Ao final do Programa, em 2010, população e SES puderam confirmar que os esforços empreendidos para minimizar os efeitos da catástrofe sobre a população afetada surtiram efeito. Segundo a SES, o Programa somou esforços na recuperação das pessoas afetadas por enchentes e deslizamentos nas cidades do Vale do Itajaí, e beneficiou diretamente as comunidades, com medidas preventivas que atenuaram o adoecimento em Saúde Mental. “O processo de capacitação permitiu que os participantes compreendessem a importância das ações intersetoriais e de se trabalhar de forma integrada para atender a população exposta em situações de desastres”, avalia Elisia Puel.

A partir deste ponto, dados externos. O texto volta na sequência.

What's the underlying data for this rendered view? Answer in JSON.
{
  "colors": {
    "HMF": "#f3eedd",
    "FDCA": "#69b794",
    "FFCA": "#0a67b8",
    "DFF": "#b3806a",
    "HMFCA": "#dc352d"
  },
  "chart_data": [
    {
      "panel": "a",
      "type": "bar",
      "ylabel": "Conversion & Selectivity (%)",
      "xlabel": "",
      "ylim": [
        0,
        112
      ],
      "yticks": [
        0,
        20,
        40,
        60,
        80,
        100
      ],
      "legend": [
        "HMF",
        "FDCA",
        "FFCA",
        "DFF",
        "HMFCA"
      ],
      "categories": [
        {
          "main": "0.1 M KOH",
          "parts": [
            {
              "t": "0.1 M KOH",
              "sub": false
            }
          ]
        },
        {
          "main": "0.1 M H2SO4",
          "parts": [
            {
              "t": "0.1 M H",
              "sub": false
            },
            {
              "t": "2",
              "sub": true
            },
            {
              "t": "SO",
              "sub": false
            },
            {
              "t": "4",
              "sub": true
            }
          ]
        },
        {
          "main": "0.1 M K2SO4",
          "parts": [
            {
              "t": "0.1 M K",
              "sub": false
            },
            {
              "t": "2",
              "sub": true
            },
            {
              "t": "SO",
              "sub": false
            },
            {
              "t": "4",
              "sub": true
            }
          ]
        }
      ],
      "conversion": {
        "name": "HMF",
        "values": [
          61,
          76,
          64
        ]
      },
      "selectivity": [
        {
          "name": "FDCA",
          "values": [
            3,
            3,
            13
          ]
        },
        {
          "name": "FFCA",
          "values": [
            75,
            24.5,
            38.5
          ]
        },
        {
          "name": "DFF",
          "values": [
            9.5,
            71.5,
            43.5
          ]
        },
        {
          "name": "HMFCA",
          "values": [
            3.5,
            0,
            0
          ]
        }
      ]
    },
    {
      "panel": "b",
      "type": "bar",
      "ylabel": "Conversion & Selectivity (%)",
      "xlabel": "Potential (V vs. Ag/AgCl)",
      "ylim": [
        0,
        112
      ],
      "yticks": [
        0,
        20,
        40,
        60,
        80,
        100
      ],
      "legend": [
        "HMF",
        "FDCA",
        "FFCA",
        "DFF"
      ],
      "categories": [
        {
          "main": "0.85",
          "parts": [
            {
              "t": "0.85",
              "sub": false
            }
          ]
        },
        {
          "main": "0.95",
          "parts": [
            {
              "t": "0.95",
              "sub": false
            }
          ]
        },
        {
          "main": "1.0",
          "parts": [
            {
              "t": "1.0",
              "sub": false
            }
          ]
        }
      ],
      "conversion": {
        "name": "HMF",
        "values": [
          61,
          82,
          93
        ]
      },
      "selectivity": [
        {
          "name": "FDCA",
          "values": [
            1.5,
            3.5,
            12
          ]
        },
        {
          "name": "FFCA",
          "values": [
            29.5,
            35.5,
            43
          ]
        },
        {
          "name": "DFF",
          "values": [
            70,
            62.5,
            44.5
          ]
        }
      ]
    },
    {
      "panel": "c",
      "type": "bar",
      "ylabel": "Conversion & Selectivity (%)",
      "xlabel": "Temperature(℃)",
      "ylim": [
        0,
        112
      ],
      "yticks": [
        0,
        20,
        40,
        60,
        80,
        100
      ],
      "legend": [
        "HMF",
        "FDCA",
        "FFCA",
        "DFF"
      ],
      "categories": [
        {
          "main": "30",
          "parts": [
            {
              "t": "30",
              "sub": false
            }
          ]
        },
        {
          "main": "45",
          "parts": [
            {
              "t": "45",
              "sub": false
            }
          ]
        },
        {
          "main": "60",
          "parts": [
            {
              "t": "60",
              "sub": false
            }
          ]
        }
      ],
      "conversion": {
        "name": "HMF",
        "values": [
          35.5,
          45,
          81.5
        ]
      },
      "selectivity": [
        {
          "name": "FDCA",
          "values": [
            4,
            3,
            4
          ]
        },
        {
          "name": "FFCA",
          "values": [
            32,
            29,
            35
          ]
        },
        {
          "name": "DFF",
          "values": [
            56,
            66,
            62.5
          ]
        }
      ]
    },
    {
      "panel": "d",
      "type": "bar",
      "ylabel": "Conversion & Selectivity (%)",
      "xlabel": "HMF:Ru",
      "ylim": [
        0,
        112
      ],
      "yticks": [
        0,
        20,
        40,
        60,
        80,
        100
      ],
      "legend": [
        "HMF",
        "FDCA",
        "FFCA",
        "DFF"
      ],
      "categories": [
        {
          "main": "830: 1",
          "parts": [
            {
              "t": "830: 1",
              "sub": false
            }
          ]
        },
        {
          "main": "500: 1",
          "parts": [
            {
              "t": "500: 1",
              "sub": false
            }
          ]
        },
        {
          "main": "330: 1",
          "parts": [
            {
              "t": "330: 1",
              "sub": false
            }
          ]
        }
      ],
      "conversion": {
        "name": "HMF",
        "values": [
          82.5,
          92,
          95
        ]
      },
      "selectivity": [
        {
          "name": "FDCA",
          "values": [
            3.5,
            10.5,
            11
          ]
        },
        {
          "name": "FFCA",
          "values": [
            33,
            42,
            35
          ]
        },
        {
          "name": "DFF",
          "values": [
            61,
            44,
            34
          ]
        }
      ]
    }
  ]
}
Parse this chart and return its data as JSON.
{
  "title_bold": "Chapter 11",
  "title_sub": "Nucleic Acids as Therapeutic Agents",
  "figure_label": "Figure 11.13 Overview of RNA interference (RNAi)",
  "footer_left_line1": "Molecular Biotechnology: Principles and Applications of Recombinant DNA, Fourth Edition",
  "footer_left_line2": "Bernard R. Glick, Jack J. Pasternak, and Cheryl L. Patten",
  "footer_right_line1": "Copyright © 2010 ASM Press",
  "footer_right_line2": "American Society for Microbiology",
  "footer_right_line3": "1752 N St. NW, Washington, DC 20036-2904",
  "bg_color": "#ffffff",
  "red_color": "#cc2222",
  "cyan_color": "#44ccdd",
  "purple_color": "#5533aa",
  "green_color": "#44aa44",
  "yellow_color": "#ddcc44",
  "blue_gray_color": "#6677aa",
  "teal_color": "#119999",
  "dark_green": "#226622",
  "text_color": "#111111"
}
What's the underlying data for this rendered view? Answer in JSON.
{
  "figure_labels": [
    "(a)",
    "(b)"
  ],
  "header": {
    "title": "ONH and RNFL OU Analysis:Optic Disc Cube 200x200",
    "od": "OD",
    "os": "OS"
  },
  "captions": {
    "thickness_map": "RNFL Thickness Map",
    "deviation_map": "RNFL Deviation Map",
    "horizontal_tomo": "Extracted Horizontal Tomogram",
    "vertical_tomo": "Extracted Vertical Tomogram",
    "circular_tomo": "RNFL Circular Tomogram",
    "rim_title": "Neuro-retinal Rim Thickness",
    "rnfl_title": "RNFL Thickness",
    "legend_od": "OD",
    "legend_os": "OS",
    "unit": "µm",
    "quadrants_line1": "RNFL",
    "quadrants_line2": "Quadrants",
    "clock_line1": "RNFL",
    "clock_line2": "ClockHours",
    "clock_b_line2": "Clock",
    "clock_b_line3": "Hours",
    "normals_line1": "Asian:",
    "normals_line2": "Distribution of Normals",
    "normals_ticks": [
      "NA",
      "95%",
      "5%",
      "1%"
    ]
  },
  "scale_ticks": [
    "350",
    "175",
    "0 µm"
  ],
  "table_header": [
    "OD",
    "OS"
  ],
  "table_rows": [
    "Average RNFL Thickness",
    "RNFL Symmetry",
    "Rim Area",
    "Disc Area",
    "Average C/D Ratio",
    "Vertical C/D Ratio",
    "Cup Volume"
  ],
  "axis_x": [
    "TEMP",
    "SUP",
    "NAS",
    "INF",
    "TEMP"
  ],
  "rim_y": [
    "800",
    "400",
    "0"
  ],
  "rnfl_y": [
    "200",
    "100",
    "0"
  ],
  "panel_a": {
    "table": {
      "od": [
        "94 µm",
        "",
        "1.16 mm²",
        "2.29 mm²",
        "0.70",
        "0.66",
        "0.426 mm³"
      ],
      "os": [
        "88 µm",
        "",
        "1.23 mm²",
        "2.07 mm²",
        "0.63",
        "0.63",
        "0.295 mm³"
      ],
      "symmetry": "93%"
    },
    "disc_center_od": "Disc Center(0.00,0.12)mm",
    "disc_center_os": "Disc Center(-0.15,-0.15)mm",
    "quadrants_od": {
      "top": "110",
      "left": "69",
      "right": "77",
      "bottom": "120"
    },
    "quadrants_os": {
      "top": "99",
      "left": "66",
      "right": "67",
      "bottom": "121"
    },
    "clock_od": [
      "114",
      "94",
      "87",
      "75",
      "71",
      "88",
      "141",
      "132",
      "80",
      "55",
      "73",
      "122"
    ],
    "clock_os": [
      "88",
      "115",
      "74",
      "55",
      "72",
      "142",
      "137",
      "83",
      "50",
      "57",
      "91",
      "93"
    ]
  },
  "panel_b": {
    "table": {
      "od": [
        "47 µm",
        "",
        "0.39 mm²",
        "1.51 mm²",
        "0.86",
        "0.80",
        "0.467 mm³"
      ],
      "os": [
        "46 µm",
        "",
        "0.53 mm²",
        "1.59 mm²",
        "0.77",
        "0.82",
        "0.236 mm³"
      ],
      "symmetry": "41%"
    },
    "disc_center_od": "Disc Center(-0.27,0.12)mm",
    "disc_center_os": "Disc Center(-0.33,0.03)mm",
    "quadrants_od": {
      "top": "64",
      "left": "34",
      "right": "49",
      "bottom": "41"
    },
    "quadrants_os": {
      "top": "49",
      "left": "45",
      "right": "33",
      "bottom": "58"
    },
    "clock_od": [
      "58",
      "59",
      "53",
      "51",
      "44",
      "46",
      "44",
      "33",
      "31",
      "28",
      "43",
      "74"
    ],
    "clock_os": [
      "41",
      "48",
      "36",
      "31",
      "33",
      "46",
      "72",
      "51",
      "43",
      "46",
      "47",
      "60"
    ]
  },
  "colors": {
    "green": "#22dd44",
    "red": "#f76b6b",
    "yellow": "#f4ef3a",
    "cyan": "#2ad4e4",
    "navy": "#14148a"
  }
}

A Secretaria de Educação do município de Blumenau, replicou o Programa empreendido em toda a sua rede, e irá capacitar 4.500 funcionários da área de educação, com o objetivo de oferecer maior atenção à população infantil e adolescente. E o Dr. Thomé afirma que as experiências vivenciadas Santa Catarina também contribuíram de forma significativa para o aprimoramento dos protocolos da Rede de Ecobioética, em Programas similares, empreendidos junto às populações afetadas por desastres em Pernambuco e Rio de Janeiro. “O trabalho desenvolvido no Vale do Itajaí serviu como referência em outras ocasiões, inclusive, para profissionais que atuam liderados pelo Brasil, no Haiti. E atualmente, estou iniciando a criação de uma rede de apoio e intervenção nacional, a partir do Ministério da Saúde”, revela.
José Toufic Thomé é psiquiatra e psicoterapeuta psicodinâmico; coordenador e docente do Curso Intervenções em Situações Limite Desorganizadoras no Instituto Sedes Sapientiae - SP; preside a Unidade Brasileira da Rede Ibero-americana de Ecobioética para Educação, Ciência e Tecnologia- Cátedra UNESCO de Bioética - membro internacional e representante da Cátedra UNESCO de Bioética; membro do Comitê Executivo da Associação Mundial de Psiquiatria na Secção de Psiquiatria dos Desastres (WPA) e delegado do Conselho Mundial de Psicoterapia (WCP) na Comissão de Saúde Mental do Conselho Econômico e Social da Organização das Nações Unidas (ONU).